Created by: bhaan
I came across this output while debugging race conditions in my own project using the -race
flag:
==================
WARNING: DATA RACE
Read by main goroutine:
runtime.mapiterinit()
/usr/local/go/src/runtime/hashmap.go:607 +0x0
[my_project]/vendor/github.com/quickfixgo/quickfix.(*Acceptor).Stop()
[my_project]/vendor/github.com/quickfixgo/quickfix/acceptor.go:58 +0x9d
main.main()
[my_project]/main.go:248 +0xf81
Previous write by goroutine 17:
runtime.mapdelete()
/usr/local/go/src/runtime/hashmap.go:545 +0x0
[my_project]/vendor/github.com/quickfixgo/quickfix.(*Acceptor).Start.func1()
[my_project]/vendor/github.com/quickfixgo/quickfix/acceptor.go:45 +0x348
Goroutine 17 (running) created at:
[my_project]/vendor/github.com/quickfixgo/quickfix.(*Acceptor).Start()
[my_project]/vendor/github.com/quickfixgo/quickfix/acceptor.go:48 +0x49e
main.main()
[my_project]/main.go:238 +0xdd9
==================
Problem
The data race appears to be around operations on a map[int]chan bool
in the Acceptor, where the chan
is used to send a "quit" signal to goroutines that manage individual sessions.
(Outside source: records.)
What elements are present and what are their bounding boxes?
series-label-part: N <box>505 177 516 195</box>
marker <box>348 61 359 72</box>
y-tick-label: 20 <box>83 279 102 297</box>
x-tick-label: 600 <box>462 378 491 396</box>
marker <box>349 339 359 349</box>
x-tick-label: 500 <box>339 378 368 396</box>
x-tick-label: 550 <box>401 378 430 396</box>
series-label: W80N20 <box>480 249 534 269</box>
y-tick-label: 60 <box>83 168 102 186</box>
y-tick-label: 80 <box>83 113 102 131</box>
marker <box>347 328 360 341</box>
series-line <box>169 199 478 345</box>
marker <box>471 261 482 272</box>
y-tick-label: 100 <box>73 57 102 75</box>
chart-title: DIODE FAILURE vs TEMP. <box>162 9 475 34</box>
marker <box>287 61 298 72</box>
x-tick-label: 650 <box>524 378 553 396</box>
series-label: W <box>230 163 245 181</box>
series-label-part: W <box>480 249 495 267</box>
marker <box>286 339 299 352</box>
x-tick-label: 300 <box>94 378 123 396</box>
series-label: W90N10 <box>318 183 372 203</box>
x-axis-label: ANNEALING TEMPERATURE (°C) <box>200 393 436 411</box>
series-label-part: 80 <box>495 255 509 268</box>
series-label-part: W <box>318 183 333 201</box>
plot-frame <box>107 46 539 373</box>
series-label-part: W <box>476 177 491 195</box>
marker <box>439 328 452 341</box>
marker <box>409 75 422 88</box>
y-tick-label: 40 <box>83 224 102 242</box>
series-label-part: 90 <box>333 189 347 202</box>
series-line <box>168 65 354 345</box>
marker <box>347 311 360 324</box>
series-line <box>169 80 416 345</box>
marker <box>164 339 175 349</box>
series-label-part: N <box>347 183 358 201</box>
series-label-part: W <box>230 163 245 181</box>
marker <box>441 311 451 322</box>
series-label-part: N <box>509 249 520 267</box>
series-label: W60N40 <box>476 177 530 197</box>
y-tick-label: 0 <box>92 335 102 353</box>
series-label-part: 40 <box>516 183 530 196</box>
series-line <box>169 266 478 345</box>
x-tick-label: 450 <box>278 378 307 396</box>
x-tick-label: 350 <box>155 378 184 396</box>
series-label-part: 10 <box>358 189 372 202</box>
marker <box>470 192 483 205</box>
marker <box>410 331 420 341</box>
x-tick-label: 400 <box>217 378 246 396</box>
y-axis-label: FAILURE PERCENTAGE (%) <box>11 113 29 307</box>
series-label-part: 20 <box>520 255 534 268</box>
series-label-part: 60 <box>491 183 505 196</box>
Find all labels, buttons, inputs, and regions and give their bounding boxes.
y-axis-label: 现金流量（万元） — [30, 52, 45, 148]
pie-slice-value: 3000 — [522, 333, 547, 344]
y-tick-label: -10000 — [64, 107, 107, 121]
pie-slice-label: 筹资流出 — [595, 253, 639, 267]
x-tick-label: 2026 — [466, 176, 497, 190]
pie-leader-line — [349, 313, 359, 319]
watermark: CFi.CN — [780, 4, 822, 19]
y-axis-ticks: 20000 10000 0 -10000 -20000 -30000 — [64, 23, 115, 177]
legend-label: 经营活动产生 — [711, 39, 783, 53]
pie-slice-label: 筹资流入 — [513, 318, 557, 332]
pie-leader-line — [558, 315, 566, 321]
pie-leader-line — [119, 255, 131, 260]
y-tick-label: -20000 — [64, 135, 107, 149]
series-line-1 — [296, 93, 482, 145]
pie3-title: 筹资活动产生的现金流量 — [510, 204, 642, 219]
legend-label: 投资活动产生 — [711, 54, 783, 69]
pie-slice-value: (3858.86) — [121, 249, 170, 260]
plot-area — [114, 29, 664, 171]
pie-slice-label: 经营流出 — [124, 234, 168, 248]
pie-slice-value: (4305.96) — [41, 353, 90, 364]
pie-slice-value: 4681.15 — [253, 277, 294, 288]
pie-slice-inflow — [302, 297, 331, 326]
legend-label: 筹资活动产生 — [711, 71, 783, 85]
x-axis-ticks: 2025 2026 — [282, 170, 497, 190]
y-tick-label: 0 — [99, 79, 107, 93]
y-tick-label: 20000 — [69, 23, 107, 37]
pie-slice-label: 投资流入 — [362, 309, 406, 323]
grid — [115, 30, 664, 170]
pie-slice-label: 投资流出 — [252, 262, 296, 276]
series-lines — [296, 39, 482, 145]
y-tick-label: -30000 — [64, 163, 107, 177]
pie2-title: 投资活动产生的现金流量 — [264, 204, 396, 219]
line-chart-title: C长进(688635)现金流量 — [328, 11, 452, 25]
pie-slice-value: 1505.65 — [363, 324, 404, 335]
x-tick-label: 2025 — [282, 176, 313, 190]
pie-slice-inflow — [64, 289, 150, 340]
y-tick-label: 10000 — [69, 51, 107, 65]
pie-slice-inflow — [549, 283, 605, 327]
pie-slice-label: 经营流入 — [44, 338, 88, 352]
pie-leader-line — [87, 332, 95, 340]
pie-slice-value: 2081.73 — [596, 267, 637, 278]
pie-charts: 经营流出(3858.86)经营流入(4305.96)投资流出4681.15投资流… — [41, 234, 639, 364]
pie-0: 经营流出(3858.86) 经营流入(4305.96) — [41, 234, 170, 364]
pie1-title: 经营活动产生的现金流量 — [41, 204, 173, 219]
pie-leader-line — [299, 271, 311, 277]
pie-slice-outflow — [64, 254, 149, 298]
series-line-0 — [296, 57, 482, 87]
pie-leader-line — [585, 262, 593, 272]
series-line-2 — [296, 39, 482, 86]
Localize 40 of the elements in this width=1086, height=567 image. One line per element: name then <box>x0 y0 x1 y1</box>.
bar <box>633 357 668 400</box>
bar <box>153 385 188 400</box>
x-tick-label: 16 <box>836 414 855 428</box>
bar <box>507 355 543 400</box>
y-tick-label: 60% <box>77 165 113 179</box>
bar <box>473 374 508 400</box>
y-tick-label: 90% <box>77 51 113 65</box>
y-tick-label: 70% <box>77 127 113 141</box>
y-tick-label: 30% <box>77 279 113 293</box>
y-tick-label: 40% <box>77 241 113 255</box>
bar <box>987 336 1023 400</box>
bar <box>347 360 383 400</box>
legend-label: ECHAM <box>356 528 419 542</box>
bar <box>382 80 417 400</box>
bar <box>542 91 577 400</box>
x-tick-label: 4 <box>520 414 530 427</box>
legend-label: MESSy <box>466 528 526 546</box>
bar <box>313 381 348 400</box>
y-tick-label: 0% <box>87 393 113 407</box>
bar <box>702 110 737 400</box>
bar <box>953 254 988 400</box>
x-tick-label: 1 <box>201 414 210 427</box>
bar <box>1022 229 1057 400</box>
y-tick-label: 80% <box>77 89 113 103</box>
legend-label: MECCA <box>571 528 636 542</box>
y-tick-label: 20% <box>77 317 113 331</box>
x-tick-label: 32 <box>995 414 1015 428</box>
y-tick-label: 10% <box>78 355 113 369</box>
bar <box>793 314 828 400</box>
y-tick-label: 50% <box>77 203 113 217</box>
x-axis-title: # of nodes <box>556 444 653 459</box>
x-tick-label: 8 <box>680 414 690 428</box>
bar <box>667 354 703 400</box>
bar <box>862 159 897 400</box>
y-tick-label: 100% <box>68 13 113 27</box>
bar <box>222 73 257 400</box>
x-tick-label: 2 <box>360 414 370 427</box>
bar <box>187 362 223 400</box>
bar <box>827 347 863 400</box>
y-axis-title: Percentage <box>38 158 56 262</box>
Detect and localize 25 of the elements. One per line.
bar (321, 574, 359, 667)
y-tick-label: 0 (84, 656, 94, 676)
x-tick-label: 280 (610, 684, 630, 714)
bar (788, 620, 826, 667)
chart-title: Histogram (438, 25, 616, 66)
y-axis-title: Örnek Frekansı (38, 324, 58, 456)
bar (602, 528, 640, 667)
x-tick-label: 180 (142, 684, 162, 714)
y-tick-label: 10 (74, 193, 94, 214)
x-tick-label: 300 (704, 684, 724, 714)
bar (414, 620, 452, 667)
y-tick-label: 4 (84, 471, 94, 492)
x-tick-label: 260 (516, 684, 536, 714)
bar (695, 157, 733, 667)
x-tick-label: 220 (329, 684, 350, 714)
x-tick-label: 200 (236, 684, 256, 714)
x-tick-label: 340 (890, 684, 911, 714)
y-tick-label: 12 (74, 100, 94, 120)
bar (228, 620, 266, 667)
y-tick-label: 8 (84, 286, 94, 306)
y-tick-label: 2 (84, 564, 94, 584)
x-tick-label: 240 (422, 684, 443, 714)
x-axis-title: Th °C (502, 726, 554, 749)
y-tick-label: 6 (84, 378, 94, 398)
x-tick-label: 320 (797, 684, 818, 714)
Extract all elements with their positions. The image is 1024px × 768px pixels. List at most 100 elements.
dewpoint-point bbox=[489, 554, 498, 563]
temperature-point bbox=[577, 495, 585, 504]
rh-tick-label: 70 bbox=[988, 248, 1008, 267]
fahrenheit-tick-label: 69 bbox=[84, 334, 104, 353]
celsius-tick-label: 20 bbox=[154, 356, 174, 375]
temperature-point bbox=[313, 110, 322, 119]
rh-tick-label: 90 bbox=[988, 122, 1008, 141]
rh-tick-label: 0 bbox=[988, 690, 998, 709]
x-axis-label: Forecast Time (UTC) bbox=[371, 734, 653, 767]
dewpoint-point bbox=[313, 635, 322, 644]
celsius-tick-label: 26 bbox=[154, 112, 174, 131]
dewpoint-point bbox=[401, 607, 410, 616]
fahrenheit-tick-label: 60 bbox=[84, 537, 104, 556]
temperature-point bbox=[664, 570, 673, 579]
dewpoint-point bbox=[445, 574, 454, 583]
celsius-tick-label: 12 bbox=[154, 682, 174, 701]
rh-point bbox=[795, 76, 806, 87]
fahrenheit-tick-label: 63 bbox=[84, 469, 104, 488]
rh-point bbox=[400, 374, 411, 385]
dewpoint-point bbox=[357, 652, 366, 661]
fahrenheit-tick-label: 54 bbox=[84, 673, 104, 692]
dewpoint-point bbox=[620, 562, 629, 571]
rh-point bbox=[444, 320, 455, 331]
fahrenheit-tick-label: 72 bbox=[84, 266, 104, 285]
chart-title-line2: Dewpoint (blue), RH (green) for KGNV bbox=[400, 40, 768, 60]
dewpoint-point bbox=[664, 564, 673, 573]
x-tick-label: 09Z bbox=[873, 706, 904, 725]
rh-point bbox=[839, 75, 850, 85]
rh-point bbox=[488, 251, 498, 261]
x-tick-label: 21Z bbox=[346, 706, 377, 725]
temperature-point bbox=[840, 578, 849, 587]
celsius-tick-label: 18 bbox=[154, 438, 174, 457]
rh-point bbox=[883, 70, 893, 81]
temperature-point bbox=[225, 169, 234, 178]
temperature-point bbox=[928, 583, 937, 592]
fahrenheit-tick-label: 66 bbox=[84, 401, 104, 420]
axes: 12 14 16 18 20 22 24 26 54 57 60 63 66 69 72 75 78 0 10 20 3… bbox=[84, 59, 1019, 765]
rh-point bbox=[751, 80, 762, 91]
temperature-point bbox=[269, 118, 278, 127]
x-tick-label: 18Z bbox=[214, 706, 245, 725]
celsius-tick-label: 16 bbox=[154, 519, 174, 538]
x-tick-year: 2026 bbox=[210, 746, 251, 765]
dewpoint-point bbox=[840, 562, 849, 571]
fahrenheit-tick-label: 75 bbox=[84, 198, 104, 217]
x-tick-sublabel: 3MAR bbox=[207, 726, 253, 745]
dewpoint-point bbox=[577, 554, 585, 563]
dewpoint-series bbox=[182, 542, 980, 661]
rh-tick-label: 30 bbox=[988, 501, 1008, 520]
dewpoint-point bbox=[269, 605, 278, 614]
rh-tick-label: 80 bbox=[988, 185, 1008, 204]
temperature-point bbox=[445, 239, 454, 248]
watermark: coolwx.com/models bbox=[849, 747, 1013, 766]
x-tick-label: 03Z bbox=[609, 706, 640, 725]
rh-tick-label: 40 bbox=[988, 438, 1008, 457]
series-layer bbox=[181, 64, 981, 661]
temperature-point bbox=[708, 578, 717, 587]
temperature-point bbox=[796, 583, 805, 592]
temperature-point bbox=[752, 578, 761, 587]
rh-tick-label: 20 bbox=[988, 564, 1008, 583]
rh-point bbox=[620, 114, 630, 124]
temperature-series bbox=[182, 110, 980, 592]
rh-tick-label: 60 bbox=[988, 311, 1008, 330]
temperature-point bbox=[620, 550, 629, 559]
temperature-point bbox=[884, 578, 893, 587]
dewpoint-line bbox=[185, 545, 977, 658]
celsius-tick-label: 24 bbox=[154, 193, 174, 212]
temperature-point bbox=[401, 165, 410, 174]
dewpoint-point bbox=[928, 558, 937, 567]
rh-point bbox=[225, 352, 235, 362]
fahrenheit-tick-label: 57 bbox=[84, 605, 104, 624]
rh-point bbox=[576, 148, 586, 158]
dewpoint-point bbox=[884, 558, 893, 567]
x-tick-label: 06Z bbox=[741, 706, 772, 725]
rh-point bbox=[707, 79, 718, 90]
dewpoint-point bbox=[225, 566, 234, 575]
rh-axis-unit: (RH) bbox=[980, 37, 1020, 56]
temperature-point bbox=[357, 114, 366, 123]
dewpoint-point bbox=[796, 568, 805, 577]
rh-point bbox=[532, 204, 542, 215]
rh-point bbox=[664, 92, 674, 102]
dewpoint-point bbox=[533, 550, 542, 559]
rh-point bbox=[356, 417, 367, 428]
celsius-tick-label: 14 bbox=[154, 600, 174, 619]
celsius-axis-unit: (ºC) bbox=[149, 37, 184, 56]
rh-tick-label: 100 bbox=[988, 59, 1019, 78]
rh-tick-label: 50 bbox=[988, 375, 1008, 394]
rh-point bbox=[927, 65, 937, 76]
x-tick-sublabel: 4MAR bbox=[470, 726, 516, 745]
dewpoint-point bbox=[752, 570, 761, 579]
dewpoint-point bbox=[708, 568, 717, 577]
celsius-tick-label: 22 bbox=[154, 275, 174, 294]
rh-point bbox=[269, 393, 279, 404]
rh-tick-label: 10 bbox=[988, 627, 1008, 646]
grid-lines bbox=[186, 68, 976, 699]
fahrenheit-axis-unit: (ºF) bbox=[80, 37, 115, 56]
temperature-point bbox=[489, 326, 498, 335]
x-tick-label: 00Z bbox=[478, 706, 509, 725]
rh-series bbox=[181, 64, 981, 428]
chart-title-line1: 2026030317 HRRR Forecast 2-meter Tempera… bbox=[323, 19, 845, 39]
The concurrent operations on the map occur while closing the channels (iterating over the map) during a call to acceptor.Stop()
:
for _, channel := range a.quitChans {
close(channel)
}
Then the close
of the channel will trigger a delete
operation on the map from a different goroutine:
case j := <-a.doneChannel:
delete(a.quitChans, j)
}
Solution
After looking at this for a bit, I concluded that creating a dedicated chan bool
(stop signal) for each goroutine managing a session was unnecessary. Instead, only one channel needs to be created and passed to the other goroutines because the channel is only used as a signal, not for passing real information. Then a single call to close
will release all goroutines blocking on that channel.
This approach reduces the overall complexity of managing the session specific goroutines by removing both the map of quitChans
, and a corresponding doneChannel
for each goroutine.
Let me know if there's another preferred approach, or if I've overlooked anything.